With the leadership gaps, managing director Bakari Gowa says his hands are tied as he is not the appointing authority to bring in new board members.

“When the board is not there, then it is not there, so I think those in a position to answer you is the relevant ministry, the executive is authoritatively in a position to respond to this,” he said.

Revoke appointment

The official, who did not want to comment much on the matter, however, said it is the right time a new board is constituted because it is key in decision making.

“There are no board meetings because there is no one, you know the work of a board is to make decisions, but operations are going on well,” he added.

Muslims for Human Rights (Muhuri) Rapid Response officer Francis Auma termed it as an illegality for a government parastatal to operate without a substantive board.

“The President needs to act fast if we sincerely want to save taxpayers’ money from possible abuse and want to ensure that Kenyans get value for money for the investments made by these parastatals, otherwise the situation as it is now is very wanting,” she said.

The human rights lobby has now threatened to seek legal redress on the matter should the executive fail to appoint new board members. 

“The leadership gap now exposes the parastatal to corruption and other corporate governance issues as there is no one to check on the management,” he said. 

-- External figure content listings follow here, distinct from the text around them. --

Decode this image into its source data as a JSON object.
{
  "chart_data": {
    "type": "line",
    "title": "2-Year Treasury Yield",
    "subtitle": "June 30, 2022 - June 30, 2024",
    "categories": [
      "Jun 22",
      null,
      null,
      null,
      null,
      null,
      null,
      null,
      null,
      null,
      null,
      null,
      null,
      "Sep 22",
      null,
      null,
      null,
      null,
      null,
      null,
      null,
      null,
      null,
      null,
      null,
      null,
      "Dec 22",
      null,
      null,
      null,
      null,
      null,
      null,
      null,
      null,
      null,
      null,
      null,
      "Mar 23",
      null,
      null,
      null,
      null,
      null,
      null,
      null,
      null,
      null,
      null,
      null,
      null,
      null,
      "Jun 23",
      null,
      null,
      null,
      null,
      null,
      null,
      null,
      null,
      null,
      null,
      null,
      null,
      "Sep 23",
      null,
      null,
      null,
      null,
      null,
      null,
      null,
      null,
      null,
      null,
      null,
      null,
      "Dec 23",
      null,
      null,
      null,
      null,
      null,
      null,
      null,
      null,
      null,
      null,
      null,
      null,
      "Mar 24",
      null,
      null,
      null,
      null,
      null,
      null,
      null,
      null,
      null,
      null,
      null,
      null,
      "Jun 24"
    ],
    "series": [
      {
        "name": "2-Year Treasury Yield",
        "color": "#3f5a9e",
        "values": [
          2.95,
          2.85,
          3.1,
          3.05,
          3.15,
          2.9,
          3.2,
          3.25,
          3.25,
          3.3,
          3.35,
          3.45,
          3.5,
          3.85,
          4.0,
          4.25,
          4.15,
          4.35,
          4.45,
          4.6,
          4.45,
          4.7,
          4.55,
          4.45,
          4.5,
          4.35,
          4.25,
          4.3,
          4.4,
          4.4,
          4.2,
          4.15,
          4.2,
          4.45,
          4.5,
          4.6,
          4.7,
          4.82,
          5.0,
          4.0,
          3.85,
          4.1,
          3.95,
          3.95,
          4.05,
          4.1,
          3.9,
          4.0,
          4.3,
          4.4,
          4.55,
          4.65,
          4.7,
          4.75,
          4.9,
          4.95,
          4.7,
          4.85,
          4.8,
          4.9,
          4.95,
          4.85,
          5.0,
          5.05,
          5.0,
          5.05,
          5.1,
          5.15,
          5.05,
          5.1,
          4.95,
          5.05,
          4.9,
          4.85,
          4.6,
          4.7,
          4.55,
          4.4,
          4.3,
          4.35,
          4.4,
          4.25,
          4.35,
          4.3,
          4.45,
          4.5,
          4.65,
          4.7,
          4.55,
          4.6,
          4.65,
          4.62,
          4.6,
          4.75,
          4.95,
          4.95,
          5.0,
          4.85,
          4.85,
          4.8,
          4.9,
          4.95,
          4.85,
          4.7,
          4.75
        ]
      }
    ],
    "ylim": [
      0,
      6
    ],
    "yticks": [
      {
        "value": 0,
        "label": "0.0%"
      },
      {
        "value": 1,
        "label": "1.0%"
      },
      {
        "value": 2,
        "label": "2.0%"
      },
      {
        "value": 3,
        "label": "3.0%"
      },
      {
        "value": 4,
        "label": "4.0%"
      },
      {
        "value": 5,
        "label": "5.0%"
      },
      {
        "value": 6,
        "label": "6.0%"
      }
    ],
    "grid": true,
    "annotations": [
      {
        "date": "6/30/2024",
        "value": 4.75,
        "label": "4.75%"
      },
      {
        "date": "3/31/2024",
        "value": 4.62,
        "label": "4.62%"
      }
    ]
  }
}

According to the State Corporations Act, “… the President may, if at any time it appears to him that a board has failed to carry out its functions in the national interest, revoke the appointment of any member of the board and may himself nominate a new member for the remainder of the period of office of that member or he may constitute a new board for such period as he shall, in consultation with the committee determine.”

“Legally, no parastatal should operate without a board. That is all what I can say,” said Mombasa-based lawyer Jared Magolo.